The November 10 statement from Tata Sons had also said that there had been a huge jump in the impairments to Rs 2,400 crore in FY16, which Mistry today blamed on "legacy issues".
"The impairments and write downs at Tata Sons were due to legacy issues, largely relating to TTSL (Tata Teleservices)," the statement said.
"Mistry did not approach any of the businesses with a view to do a quick cleansing so that he could immediately demonstrate decent results going forward," the statement released today said.
Mistry singled out one investment in Piaggio Aero, promoted by one of Ratan Tata's friends, as a "distressing" case in this context as Tata Sons had to exit at a commercial loss of Rs 1,150 crore.

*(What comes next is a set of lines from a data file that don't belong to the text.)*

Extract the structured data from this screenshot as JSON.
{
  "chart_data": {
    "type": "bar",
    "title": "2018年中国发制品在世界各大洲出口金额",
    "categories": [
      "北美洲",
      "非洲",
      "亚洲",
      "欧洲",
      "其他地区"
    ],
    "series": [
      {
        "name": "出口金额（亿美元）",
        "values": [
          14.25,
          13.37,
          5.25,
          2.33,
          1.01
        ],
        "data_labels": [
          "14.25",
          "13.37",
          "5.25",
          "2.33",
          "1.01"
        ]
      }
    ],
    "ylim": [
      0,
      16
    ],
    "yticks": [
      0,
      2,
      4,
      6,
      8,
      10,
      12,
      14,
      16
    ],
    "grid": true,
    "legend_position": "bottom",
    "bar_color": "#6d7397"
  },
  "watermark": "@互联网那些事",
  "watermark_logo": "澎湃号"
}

"This was after the efforts of Bharat Vasani and Farokh Subedar who managed to recover Rs 1,500 crore, overcoming the objections of Mr. Ratan Tata who in contrast favoured increasing investments in that company. Today, the company is, for all practical purposes, nearly bankrupt," it said.
Mistry said despite the writedowns, Tata Sons' networth grew to Rs 42,000 crore from Rs 26,000 crore between 2010-11 and 2014-15, which strengthened its ability to absorb future shocks.
This is the second rebuttal from Mistry on the accusations levelled in the 9-page statement by Tata Sons on November 10. The first one dealt with issues of independent directors and attempts to drift away from the group.